The subject matter disclosed herein relates to gear geometry with a fluid reservoir and fluid paths.
Helicopters or other rotary wing aircraft typically include an airframe having a fuselage that defines a cabin in an interior thereof, a main rotor section and a tail section. One or more engines may be operably disposed within the airframe, a main rotor may be rotatably supported at the main rotor section and a tail rotor may be rotatably supported at the tail section. The main rotor is supported by a main rotor shaft and is disposed to rotate about an axis of rotation defined along a longitudinal axis of the main rotor shaft. The rotation of the main rotor provides for lift force of the helicopter. The tail rotor is supported by a tail and rotation of the tail rotor provides anti-torque control of the helicopter. Helicopters may further include a gear train operably interposed between the one or more engines and at least the main and tail rotors. The gear train is thereby configured to transmit torque from the one or more engines to at least the main and tail rotors to drive rotation of the rotors about the respective axes of rotation.

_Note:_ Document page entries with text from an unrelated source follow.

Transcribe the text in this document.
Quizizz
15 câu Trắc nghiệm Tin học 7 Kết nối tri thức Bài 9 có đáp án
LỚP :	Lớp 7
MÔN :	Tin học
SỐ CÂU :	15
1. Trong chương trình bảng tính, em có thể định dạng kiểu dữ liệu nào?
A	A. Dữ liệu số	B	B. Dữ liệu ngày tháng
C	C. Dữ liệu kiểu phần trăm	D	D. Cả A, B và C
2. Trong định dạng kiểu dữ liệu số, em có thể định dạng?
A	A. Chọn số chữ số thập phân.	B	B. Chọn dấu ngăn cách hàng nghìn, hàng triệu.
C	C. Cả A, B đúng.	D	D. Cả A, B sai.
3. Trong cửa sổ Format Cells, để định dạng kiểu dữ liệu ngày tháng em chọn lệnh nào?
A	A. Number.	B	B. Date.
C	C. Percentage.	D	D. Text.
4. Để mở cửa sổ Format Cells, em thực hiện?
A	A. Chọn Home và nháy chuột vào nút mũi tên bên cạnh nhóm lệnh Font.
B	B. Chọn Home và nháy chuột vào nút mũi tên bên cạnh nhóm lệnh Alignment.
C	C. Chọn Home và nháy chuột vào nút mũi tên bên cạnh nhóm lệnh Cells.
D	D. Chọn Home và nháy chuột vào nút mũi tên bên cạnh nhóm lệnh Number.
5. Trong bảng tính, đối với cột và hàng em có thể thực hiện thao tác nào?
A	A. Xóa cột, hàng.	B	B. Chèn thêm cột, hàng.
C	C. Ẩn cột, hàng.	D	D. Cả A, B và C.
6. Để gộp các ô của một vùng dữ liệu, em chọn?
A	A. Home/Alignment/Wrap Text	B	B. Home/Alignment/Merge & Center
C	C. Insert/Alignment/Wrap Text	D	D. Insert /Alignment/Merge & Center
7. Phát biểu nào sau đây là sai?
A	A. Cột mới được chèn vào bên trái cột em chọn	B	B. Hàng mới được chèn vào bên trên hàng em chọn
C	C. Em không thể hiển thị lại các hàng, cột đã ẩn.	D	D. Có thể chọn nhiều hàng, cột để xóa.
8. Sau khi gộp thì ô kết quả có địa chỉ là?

Thus, in order to cool and lubricate its various components including the gear train, helicopters and other rotary wing aircraft often include lubrication systems. These systems may be arranged in redundant configurations in a given helicopter, for example, and provide lubricant to moving parts under normal operating conditions. Thus, if a primary lubrication system fails, a secondary lubrication system can be initiated to provide adequate supplies of lubricant for continued cooling and lubrication.
In many cases, the secondary lubrication systems rely on sensors to detect failures in the primary lubrication systems and may be initiated automatically or manually by an operator. In either case, the secondary lubrication systems are themselves prone to failures or are subject to operator error.